Thursday, October 04, 2007

Increasing climate change refugees

Environmental degradation around the world is creating a new category of people known as "environmental refugees."

According to a National Geographic article in 2005, there are at least 20 million environmental refugees worldwide, the group says—more than those displaced by war and political repression combined. This figure continues to increase rapidly.

The inhabitants of the Carteret Islands are the first climate refugees due to sea level rise attributed to global warming and climate change. Other inhabitants of low lying islands and Island states, are also at risk. Tuvalu and Maldives are especially susceptible to changes in sea level and storm surges.

By 2010 the number of environmental refugees could grow to 50 million, the Institute for Environment and Human Security (UNU-EHS) predicts.

Professor Norman Myers, who is a British environmentalist and authority on biodiversity has estimated climate change will increase the number of environmental refugees six-fold over the next fifty years to 150 million.

Equatorial countries that are home to hundreds of millions of people will become uninhabitable as food and water run out due to climate change, scientists are expected to warn this week.

A report from the Intergovernmental Panel on Climate Change (IPCC), to be published on Friday, will warn that the temperature rises of 2-3C predicted by 2050 spell global disaster for both humanity and the environment.

Australia has said that it will prepare to play its role as a part of a global coalition to do their share of assisting the low lying Pacific island states such as Kiribati, the Marshall Islands, and Tuvalu - which sit just a few metres above sea level - are at risk of being swamped as global warming forces sea levels to rise.

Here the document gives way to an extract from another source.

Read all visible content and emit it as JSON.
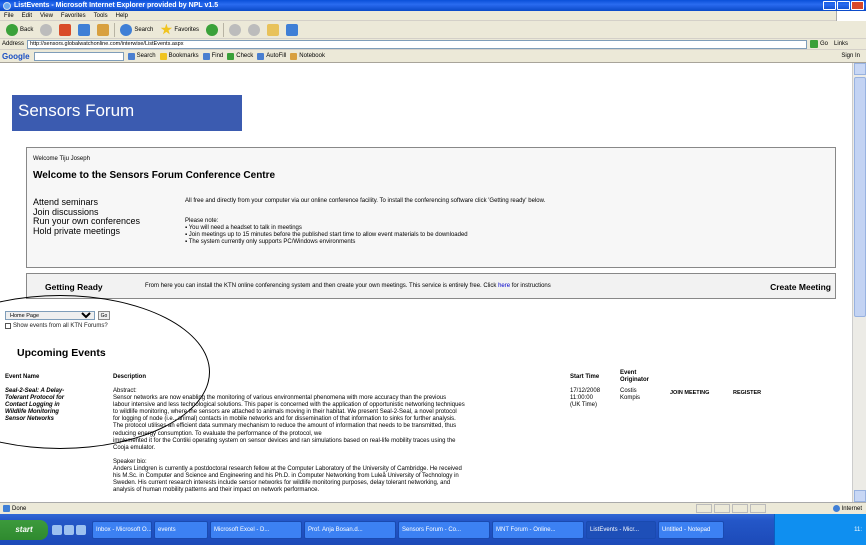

Maldives needs to quickly put its house in order internally and start taking action for long term survival/relocation without being content on asking the international community to reduce the greenhouse gases. The environmental threat is already looming on the horizon and we really don't have the time to waste in playing unproductive games.

1 comment:

Anonymous said...

Yeah, you are right. but I wonder what strategies can we take to prepare ourselves to this inevitable calamity.